A while back I posed the following puzzle to those who dismiss the signaling model of education:

Why do students rejoice whenever a teacher cancels class?

From
a human capital standpoint, students’ attitude is baffling.  They’ve
paid good money to acquire additional skills.   Employers will judge
them by the skills their teachers impart.  But when the students’ agent,
their teacher, unilaterally decides to teach them less without the
slightest prospect of a refund, the students cheer.  How bizarre.  Would
a contractor jump for joy when his roofers tell him they’re taking
short cuts on the shingles in order to go drinking?

In my original response I considered myopia as an explanation, but found it unconvincing:

A behavioral economist could say that the students are myopic; they’re
overly focused on short-run fun rather than long-run success.  But much
of the appeal of human capital extremism is that it’s a fully rational
story of educational choice.  Once you admit that students are myopic,
who knows what else you’ll have to admit?

I could have said the same about the subtly different “hyperbolic discounting” story.  Only today, though, did a far stronger response to the myopia and hyperbolic discounting explanations dawn upon me.*  Namely: If students’ problem were myopia or hyperbolic discounting, they wouldn’t wait for their professors to cancel class!  They’d simply stop attending, enjoy short-run pleasure, and bemoan the long-run consequences. 

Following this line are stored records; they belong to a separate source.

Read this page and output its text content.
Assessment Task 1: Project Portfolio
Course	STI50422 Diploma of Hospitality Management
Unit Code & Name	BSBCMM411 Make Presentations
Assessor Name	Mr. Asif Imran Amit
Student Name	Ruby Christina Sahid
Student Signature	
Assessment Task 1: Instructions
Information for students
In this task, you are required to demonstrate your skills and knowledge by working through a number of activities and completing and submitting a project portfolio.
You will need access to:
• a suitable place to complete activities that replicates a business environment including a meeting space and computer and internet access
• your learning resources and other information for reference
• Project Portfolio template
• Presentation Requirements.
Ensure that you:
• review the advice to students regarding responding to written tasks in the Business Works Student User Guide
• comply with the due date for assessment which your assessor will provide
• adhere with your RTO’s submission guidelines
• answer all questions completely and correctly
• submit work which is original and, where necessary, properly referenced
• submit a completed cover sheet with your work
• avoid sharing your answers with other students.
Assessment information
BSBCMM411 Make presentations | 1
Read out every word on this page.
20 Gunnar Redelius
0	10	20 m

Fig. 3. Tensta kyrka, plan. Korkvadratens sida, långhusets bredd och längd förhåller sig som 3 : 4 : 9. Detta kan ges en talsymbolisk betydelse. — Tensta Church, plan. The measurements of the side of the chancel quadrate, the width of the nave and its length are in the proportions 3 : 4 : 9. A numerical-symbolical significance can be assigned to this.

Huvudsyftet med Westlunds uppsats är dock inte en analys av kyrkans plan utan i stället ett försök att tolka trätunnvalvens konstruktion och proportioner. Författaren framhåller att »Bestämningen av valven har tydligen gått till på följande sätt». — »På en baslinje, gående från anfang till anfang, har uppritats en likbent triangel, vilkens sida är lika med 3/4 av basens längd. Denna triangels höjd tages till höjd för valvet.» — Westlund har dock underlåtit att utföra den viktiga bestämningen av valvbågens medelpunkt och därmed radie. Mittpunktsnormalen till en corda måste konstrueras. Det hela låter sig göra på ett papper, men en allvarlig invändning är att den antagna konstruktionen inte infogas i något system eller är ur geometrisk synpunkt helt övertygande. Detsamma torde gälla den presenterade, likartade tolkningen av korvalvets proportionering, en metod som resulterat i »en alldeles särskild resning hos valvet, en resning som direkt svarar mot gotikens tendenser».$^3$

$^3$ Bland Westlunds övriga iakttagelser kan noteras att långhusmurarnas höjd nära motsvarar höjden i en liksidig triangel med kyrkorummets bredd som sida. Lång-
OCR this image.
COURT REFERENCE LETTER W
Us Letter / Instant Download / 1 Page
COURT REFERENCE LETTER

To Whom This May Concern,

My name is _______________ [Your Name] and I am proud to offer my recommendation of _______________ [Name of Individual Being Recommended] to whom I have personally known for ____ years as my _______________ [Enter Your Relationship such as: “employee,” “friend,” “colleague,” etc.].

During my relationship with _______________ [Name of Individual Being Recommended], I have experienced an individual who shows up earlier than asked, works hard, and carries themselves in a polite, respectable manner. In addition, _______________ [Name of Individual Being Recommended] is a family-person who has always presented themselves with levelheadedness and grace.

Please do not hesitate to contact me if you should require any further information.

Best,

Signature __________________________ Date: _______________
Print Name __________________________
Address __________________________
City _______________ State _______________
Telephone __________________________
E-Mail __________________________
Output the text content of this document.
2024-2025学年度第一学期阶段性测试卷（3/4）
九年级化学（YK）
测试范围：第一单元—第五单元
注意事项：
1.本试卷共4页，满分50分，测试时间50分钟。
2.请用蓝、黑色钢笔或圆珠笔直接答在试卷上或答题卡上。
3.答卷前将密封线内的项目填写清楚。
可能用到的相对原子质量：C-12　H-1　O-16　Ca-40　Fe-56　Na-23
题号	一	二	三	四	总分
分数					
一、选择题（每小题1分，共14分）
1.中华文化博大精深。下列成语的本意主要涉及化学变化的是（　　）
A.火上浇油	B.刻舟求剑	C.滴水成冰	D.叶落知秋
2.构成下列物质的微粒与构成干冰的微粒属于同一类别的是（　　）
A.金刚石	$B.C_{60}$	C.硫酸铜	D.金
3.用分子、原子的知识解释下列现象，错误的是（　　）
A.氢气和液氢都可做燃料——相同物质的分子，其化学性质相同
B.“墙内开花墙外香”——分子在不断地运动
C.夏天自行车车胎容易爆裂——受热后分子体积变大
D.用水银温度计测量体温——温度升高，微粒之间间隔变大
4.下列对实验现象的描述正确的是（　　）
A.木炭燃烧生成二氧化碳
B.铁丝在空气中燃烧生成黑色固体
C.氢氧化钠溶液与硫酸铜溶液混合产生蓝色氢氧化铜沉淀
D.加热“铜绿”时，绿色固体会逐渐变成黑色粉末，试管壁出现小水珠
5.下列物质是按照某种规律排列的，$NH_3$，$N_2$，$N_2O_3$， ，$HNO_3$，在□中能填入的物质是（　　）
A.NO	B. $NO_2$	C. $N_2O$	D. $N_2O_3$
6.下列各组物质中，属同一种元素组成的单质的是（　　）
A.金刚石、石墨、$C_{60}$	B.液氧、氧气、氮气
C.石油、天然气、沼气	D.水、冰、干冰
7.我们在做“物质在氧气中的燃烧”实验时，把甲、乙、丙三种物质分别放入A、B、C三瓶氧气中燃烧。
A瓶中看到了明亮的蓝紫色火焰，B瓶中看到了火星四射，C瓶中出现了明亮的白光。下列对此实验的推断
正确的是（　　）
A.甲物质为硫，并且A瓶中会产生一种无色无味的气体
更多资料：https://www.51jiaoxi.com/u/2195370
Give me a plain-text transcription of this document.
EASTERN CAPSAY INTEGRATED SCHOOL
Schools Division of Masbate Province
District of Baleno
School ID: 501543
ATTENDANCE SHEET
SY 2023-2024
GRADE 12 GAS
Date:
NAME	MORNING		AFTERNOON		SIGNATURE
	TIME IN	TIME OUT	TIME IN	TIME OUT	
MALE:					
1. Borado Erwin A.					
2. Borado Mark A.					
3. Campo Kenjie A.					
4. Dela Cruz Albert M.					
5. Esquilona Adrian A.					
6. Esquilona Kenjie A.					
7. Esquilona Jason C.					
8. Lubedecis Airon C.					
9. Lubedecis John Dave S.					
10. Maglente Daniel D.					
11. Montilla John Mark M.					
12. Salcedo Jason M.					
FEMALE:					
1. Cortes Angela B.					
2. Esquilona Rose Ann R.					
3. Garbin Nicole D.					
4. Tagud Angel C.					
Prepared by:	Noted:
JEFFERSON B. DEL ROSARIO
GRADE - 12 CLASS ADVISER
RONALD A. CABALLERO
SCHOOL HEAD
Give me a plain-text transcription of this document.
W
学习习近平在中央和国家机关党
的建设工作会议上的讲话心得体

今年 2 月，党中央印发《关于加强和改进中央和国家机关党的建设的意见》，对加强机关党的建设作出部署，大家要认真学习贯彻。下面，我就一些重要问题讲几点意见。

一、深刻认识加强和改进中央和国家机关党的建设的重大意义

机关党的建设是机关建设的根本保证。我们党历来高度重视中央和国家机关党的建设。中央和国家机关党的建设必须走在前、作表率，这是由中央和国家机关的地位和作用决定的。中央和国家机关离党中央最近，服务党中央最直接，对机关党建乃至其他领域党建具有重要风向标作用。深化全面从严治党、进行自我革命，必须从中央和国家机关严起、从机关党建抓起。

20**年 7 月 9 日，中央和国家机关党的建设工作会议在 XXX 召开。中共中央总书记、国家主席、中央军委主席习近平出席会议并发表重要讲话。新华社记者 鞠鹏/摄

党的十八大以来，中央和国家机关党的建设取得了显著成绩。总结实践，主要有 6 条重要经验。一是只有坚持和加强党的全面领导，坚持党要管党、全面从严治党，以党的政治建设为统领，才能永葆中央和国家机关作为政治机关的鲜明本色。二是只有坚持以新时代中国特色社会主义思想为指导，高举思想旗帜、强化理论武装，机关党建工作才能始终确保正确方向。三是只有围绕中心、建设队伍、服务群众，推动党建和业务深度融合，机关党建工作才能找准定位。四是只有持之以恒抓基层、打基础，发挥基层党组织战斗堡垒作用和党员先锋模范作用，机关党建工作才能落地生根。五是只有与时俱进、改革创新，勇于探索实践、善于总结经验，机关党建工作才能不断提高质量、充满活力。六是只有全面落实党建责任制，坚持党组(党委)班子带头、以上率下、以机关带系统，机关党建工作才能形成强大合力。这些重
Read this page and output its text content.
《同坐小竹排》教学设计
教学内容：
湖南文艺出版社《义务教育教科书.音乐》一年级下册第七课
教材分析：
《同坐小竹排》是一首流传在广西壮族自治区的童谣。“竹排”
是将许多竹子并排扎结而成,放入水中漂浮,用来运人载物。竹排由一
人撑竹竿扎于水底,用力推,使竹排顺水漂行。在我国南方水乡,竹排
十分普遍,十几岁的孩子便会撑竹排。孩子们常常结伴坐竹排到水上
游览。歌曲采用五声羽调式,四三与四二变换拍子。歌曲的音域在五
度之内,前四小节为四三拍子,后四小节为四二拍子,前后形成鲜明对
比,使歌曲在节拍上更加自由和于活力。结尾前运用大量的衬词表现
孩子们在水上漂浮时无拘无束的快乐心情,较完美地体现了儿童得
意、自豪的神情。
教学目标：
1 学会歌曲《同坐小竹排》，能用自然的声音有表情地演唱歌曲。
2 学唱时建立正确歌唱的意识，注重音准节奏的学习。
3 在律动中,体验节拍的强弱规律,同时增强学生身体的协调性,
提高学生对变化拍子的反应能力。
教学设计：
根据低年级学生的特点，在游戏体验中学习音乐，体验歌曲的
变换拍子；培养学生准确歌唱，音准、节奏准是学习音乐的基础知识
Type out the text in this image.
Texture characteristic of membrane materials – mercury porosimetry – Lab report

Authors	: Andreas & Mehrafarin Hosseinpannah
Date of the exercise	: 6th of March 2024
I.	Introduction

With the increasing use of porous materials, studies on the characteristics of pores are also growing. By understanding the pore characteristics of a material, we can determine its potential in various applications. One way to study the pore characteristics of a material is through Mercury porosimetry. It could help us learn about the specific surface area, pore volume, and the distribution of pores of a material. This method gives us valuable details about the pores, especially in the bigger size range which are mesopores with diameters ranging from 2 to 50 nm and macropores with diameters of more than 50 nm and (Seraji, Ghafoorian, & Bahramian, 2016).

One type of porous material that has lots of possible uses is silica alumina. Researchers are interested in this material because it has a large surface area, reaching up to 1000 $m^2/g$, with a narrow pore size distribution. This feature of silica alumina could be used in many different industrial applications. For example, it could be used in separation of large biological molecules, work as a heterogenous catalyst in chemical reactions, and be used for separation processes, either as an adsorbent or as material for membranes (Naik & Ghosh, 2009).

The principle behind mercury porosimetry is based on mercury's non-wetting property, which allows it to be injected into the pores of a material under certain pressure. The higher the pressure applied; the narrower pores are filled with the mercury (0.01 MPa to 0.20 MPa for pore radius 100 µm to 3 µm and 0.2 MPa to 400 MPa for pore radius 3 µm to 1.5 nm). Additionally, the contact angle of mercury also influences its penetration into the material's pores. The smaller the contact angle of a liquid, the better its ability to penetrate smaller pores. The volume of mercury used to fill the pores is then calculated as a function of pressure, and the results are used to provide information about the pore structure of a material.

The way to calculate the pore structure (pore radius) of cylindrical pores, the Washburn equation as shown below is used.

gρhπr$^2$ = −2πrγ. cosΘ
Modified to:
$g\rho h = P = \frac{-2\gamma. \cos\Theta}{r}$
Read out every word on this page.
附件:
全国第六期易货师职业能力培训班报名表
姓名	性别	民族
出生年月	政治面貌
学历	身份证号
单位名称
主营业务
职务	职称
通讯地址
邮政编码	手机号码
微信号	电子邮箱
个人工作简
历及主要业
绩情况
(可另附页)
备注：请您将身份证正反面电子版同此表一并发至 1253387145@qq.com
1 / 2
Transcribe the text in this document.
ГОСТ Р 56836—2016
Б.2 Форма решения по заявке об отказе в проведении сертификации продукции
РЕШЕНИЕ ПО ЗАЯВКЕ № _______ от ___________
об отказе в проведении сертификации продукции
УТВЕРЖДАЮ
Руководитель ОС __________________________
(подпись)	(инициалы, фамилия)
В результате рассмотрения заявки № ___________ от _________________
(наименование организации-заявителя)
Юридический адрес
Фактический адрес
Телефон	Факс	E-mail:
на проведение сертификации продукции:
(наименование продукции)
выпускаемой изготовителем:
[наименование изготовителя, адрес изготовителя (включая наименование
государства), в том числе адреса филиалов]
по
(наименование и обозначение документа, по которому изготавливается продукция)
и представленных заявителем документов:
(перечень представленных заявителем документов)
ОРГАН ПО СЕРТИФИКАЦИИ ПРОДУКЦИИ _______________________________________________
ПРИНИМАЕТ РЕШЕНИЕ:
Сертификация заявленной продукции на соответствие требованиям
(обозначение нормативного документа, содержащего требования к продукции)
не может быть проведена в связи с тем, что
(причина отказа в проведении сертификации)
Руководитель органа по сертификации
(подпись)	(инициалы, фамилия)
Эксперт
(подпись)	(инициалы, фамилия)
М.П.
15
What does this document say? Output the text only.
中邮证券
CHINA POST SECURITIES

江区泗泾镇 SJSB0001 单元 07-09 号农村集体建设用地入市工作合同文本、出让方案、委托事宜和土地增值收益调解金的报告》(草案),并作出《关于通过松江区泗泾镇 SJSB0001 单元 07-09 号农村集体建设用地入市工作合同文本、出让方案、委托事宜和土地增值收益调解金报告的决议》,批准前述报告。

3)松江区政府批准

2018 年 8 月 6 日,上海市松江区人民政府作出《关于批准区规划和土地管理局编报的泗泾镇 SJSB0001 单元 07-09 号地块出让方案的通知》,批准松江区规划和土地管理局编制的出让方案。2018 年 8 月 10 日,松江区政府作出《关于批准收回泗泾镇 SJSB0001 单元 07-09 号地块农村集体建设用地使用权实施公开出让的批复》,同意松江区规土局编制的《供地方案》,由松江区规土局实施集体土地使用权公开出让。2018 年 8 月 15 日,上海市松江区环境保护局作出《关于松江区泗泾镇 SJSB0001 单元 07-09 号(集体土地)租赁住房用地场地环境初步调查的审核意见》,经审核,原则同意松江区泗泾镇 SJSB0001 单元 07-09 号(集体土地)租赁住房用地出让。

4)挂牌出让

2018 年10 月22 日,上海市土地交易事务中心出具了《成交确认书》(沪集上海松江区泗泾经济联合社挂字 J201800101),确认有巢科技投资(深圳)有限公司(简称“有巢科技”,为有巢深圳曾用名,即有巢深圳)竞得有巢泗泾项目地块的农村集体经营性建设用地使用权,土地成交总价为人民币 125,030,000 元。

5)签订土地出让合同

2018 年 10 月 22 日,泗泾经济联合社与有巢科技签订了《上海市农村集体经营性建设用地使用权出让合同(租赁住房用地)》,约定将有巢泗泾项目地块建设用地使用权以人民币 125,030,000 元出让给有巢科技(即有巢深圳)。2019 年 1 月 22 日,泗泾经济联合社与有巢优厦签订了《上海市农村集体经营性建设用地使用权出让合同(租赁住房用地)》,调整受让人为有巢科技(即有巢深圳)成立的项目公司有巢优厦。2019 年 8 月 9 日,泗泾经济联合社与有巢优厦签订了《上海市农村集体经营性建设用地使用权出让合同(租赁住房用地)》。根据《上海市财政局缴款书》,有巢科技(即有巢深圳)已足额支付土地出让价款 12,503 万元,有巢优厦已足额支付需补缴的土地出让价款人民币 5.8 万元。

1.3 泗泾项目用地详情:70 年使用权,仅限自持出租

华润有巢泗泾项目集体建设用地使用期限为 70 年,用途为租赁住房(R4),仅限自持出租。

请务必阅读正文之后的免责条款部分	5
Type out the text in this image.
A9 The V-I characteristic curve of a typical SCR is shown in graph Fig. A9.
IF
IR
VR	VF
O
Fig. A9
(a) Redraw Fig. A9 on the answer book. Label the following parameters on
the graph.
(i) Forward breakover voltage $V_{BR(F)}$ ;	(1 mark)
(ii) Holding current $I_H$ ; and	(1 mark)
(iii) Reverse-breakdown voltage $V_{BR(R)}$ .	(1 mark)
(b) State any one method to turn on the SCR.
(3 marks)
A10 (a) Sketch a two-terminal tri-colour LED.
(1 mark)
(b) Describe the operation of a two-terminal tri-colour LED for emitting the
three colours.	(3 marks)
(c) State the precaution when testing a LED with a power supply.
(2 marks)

If you’re a human capital extremist, you can’t start talking about the bad effects of  cutting classes on a student’s relative class performance.  Either you’re learning skills or you aren’t; where you stand in the grading curve should have no effect on how employers treat you down the line.  Once you give the signaling model some credence, of course, the puzzle vanishes in a flash:

The signaling model of education has an even easier story: Students want
not knowledge, but certification.  Future employers only see your grade
and diploma – and the less a professor teaches, the less students have
to learn to get the grade and diploma they want.

Of course, the human capital extremist could retreat to an even more ad hoc position.  He could appeal to conformism, or deference to authority.  He could even say that students cheer whenever a teacher cancels class because students falsely believe in the signaling model!  But what’s the point?  If you continue to dismiss the signaling model after two decades in school, I say you’re simply being contrary.
 
* My arguments works best for college students; compulsory attendance laws for K-12 education muddy the waters.